La victoire ou la ferveur?
Avez-vous lu Le Guerrier, la biographie du hockeyeur Patrick Roy rédigée par son père, Michel Roy? Certains d’entre vous l’ont sûrement fait puisque ce gros ouvrage de plus de 500 pages est un succès de librairie depuis sa sortie l’automne dernier. S’agit-il d’une lecture recommandée? À certains égards, oui, mais à d’autres, non. Si le livre est bien écrit et raconte une passionnante aventure sportive, il véhicule, toutefois, quelques idées malsaines sur la pratique du sport.
Dans la région de Lanaudière, comme ailleurs au Québec, des milliers de jeunes et de moins jeunes font du sport. Michel Roy avoue avoir choisi de raconter la vie de son fils pour qu’elle puisse leur servir d’exemple et de modèle. Patrick Roy, en effet, a connu une remarquable carrière dans les uniformes du Canadien de Montréal et de l’Avalanche du Colorado. Est-il, pour autant, un modèle pour les sportifs? La lecture de sa biographie m’amène à conclure que ce n’est pas le cas.

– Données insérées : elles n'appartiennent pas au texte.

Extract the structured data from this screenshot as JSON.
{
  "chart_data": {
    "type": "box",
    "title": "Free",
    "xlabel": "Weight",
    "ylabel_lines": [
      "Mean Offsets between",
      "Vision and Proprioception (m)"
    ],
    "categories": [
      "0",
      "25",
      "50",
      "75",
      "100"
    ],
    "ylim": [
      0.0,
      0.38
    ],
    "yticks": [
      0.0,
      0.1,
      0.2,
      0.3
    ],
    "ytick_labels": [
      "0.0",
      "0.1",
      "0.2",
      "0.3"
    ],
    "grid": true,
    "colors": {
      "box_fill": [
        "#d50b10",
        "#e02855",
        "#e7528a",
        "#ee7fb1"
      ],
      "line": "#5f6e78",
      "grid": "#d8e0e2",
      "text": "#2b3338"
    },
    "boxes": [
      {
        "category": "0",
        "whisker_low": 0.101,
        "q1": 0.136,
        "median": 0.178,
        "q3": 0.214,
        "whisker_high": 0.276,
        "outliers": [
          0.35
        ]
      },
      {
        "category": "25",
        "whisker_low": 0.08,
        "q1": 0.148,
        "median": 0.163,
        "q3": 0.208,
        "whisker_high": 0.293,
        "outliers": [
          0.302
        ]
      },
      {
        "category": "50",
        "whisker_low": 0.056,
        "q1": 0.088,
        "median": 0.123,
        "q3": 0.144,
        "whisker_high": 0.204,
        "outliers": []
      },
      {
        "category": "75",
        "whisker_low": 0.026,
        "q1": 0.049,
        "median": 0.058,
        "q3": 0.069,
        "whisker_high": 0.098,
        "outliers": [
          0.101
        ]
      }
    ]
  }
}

Patrick Roy, nous dit son père, avait une obsession : la victoire. “ Pour lui, ajoute-t-il, tout le reste n’était qu’accessoire. ” Contrairement à d’autres, je pense qu’il s’agit là moins d’une qualité que d’un défaut sportif. Quand Michel Roy affirme que, pour son fils, “ l’argent récompensait le premier des perdants; le bronze, le second ” et que le fait d’être un des meilleurs ne suffisait pas puisqu’il tenait à être “ LE ” meilleur, il résume, pour moi, ce qui nuit à une saine pratique sportive.
Si, en effet, la victoire est le seul but du sport, cela signifie, en toute logique, que la vaste majorité des athlètes perdent leur temps et ratent leur coup puisque les gagnants, par définition, ne sont toujours qu’une infime minorité. En véhiculant ce message, on incite donc les jeunes sportifs et leurs parents à mépriser le plaisir et les bienfaits du sport et à ne se satisfaire que de la victoire. Cette mauvaise attitude donne les résultats que l’on connaît : des parents hystériques qui mettent trop de pression sur leurs enfants et qui insultent arbitres et adversaires (une spécialité de Patrick Roy), de même que des athlètes, jeunes ou adultes, qui oublient que la grandeur du sport est dans sa pratique même et non dans le pointage final et qui finissent par détester le sport si la victoire n’est pas au bout de l’effort. L’obsession de la victoire, donc, mène à développer des attitudes anti-sportives.
Pour être honnête, il faut dire que Michel Roy, dans son livre, multiplie les nuances. Ainsi, il explique que le sport d’élite ne convient pas à tous et il critique les parents justiciers, criards et bagarreurs qui font perdre le goût du sport à leurs enfants. Il dénonce aussi, avec raison, la culture machiste qui règne dans le monde du hockey et la tradition des initiations grossières réservées aux recrues. Le message principal de son livre, cela dit, reste que l’obsession de la victoire est une qualité sportive, et je pense qu’il se trompe.
Dans un petit roman jeunesse intitulé La fabuleuse entraîneuse, l’écrivaine Dominique Demers développe un point de vue radicalement différent et, à mon avis, plus sain au sujet du sport. Engagée comme entraîneuse de l’équipe de soccer d’une école primaire qui souhaite battre la formation d’une école adverse, l’originale Mlle Charlotte propose d’abord aux enfants d’ “ apprendre à perdre ”. La victoire, pour elle, est secondaire. La plus belle équipe, croit-elle, n’est pas celle des meilleurs marqueurs, “ c’est celle dans laquelle il y a le plus de ferveur, de passion, d’ardeur ”.
Accueillante pour les joueurs, même les moins talentueux, son équipe prône la stratégie des outardes, qui avancent en s’associant, et les encouragements mutuels plutôt que la motivation par l’insulte.
L’équipe de Mlle Charlotte gagnera-t-elle le match? Cela, au fond, n’a aucune importance. Peu importe le score final, elle a déjà gagné. Tous ses membres savent désormais que la grandeur du sport est dans le plaisir de l’effort honnête. Petit ouvrage, mais grande leçon, que devraient lire les jeunes sportifs et leurs parents.